Иван Алексеевич положил ладони на ручки кресла и собирался встать, но тут ему показалось, что кто-то идет в комнату из ванной. Он уставился на дверной поем и услышал давно уже выкинутый из памяти голос: « Вань, что ты сделал со мной?.. Мне было так больно, так страшно… Я просила тебя, умоляла, это твоя благодарность?». Гордин почувствовал, как каждый волосок на его теле поднялся, по спине пробежала дрожь. Он сразу узнал ее, тайник сознания открылся. Мама.


Она все врала. Он не делал ей больно, по крайней мере, не сам. Это она его избивала. За каждый проступок, за каждую оплошность. Иван Алексеевич ненавидел ее. Она всегда, во всем винила его, упрекала в том, что ее жизнь сломана, что Ваня отнимает у нее все силы. Он, конечно, рассказывал об этом отцу, но речи Алексея Гордина не действовали на жену, а она после этого избивала маленького Ваню еще сильнее. В один прекрасный день мать поставила сыну большой синяк под глазом за то, что он плохо вымыл ее тарелку после обеда. Отец пришел вечером с работы и застал Ваню плачущим и закрывавшим лицо руками. Отец подошел к нему, обнял и проговорил: «Этого больше не повторится. Обещаю». Направившись в свою комнату, он взял уснувшую жену за плечи и сильно встряхнул, затем сказал Ване, чтобы тот поиграл у себя и ни в коем случае не переживал. Ваня послушался. Отец захлопнул дверь в родительскую спальню. Она хорошо поглощала звуки. Четверть часа спустя Алексей Гордин вытолкнул жену из комнаты. Мать упала на колени и поползла к Ване. «Умоляю, скажи, чтобы он прекратил… Я никогда больше не сделаю тебе больно!» - простонала она. Мальчику лишь на мгновение показалось, что лицо матери и вправду выражает раскаянье. Он тотчас вспомнил о той боли, которую причинял ему этот человек и промолчал.

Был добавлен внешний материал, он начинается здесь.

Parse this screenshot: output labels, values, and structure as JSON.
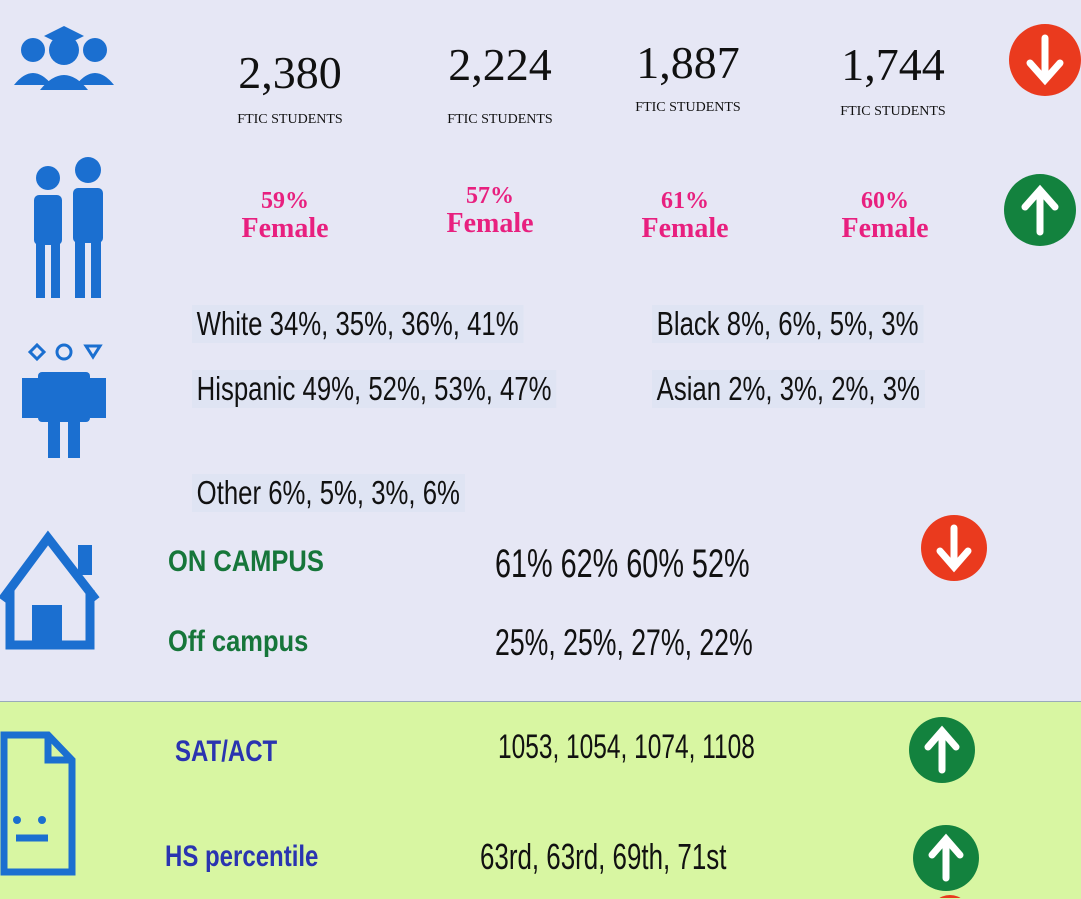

Отец вошел в комнату и влепил жене пощечину: «Как тебе это? Нравится?» Вдруг на ее лице появился злобный оскал, она подскочила и бросилась на мужа, занося руку с длинными красивыми ногтями, и указательный палец ее попал прямо в глаз Алексею Гордину. Ваня закричал, отец с силой отбросил жену к стене, она ударилась головой, оставив на обоях кровавый отпечаток, и упала замертво. Так умерла Екатерина Гордина, а ее муж, Алексей Гордин остался без глаза. Отец сумел замять это дело, ведь денег у него было действительно много, а Иван Алексеевич запрятал этот день далеко, на задворках сознания, решив никогда больше не вспоминать.

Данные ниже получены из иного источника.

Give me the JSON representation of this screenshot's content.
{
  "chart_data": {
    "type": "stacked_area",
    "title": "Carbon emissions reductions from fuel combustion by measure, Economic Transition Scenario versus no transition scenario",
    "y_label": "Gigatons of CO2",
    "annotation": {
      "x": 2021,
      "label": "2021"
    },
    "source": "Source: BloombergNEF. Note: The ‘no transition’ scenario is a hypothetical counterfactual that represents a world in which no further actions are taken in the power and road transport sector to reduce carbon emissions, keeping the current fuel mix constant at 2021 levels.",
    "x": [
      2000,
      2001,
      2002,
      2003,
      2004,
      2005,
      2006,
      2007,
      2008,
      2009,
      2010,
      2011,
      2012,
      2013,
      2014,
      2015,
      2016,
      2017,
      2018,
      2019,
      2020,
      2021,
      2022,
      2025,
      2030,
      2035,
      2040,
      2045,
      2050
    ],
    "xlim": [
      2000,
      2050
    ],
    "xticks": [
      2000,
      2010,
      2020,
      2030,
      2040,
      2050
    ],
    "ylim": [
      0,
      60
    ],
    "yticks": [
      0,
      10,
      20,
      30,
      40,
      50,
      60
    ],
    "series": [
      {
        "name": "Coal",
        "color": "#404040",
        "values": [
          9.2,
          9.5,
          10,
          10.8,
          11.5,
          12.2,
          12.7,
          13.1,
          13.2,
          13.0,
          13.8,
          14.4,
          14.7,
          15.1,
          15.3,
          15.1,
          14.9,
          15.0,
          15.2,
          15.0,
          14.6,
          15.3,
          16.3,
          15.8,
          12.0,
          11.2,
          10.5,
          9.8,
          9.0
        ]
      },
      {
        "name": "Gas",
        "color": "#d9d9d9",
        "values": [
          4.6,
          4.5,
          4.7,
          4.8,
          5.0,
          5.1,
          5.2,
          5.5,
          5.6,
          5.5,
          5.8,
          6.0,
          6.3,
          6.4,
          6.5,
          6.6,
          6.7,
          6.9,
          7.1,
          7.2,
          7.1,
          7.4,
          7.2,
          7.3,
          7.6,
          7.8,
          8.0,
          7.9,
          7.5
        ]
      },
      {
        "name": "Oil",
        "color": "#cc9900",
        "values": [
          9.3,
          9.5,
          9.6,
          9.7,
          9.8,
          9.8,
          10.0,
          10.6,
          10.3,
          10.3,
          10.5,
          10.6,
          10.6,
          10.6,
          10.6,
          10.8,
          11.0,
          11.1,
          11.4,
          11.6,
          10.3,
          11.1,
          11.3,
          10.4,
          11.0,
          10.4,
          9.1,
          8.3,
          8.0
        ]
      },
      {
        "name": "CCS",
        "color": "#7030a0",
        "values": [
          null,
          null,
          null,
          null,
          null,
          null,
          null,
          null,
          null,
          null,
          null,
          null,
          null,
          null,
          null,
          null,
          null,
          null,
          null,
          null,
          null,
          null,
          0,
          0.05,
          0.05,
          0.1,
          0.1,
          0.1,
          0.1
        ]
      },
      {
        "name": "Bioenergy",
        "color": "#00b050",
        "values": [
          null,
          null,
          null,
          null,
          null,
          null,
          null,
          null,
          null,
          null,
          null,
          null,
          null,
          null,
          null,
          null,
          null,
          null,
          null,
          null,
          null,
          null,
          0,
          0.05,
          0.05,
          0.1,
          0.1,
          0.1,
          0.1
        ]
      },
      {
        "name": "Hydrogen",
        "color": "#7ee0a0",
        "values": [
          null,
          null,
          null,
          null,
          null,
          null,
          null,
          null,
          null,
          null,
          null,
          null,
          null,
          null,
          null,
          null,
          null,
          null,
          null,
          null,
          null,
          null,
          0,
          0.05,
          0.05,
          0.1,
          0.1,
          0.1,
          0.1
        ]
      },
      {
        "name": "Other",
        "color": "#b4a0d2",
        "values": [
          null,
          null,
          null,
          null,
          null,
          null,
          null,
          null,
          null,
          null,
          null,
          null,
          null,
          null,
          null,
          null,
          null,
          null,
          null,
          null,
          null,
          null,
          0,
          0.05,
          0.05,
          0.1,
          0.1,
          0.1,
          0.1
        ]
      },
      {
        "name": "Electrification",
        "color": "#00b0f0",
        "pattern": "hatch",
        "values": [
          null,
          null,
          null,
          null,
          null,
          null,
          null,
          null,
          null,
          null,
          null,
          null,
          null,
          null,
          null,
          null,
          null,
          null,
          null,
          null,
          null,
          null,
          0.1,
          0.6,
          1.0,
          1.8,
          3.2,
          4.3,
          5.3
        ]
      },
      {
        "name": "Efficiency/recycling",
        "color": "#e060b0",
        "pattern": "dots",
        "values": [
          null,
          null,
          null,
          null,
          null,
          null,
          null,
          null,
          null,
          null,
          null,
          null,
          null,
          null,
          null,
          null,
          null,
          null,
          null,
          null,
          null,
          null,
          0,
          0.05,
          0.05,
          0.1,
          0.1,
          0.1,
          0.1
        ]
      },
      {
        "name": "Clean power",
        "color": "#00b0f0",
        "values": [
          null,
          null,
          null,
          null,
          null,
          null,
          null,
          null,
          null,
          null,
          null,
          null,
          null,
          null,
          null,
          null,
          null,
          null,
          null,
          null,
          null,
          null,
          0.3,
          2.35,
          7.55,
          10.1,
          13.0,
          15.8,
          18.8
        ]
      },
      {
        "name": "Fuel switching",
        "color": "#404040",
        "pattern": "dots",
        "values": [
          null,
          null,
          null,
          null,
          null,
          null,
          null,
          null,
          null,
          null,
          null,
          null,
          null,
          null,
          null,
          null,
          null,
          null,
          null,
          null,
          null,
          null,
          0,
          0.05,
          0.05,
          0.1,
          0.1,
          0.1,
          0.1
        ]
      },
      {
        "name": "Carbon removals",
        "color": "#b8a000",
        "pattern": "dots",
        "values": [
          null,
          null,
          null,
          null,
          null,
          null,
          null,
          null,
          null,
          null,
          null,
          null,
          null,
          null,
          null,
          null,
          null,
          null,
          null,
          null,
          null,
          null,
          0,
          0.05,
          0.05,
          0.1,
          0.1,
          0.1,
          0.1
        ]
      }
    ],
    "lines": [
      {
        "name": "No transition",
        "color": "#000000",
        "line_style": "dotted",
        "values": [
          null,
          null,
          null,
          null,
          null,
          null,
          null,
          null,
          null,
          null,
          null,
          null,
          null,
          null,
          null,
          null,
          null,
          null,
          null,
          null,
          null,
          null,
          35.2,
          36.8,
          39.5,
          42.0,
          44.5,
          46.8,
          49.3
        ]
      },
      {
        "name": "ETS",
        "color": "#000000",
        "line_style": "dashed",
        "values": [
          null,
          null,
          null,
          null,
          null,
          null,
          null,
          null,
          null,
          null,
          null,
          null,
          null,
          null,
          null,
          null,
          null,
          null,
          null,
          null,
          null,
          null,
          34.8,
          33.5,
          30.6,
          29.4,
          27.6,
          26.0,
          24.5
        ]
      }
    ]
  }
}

Но вот она стоит перед ним, за два часа до его смерти, и смотрит ненавидящими глазами.
-Пора тебя проучить, Ваня. Давно ты не получал зуботычин!- сказала мать, улыбаясь. В руке у нее был топор. Гордин закрыл глаза - спасительная мысль мелькнула у него в умирающем мозгу, но он никак не мог ухватиться за нее, понять ее суть. Глаза открылись, он увидел, как гнилые зубы матери образовали жуткую улыбку, она подняла топор. Иван Алексеевич отскочил в сторону, и лезвие вспороло спинку кресла. Это существо, его мать, закричало низким голосом и двинулось к нему. «Я тебя ненавижу»,- прошептал Гордин, его ноги отказались повиноваться, предательски подкосились, и он оказался на полу.

-Конечно ненавидишь!- пробасила Екатерина Гордина и вонзила топор в ногу сыну. Иван Алексеевич, нет, Ваня, вскричал от боли, увидел, как кровь хлещет из раны. Лезвие не отрубило ногу полностью, часть плоти еще держала голенище на месте. Не успел Ваня опомниться, как топор вошел в руку пониже плеча. Из горла вырвался сдавленный хрип, а мать подошла, уронив с письменного стола большие ножницы с голубыми ручками. Она сказала:
-А теперь я разрублю тебе голову, гаденыш! Все равно она тебе скоро откажет,- и замахнулась.

Собрав все силы, Гордин схватил ножницы и всадил их ей в ногу. Он почувствовал, мог бы поклясться, что почувствовал, как острая часть ножниц пробивает кожу и скрежещет о кость, но секунду спустя обнаружил себя лежащим на полу в совершенном одиночестве и с целыми конечностями. Иван Алексеевич наконец-то смог поймать ту мысль, которая стучалась в голову минуту назад.
4.
Длинный коридор с покрашенными в зеленую краску стенами, казалось, никогда не кончится. Затоптанный грязными ботинками пол скользил под ногами, старые лампы тускло светили, придавая помещению зловещий вид. Людей было много, но их присутствие не успокаивало – сутулившиеся фигуры, злые лица и мешки под глазами были непременными атрибутами каждого человека, встречавшегося на пути. Чем ближе Гордин подходил к концу коридора, тем кошмарнее становились люди. Интересно, что человек, пришедший за справкой для работы и идущий позади Ивана Алексеевича и медсестры, ничего ужасного не увидел. Этот мужчина быстро протиснулся в нужный кабинет, сказал несколько слов и получил свою бумажку, гордо смотря на остальных посетителей, замечая только их унылые лица.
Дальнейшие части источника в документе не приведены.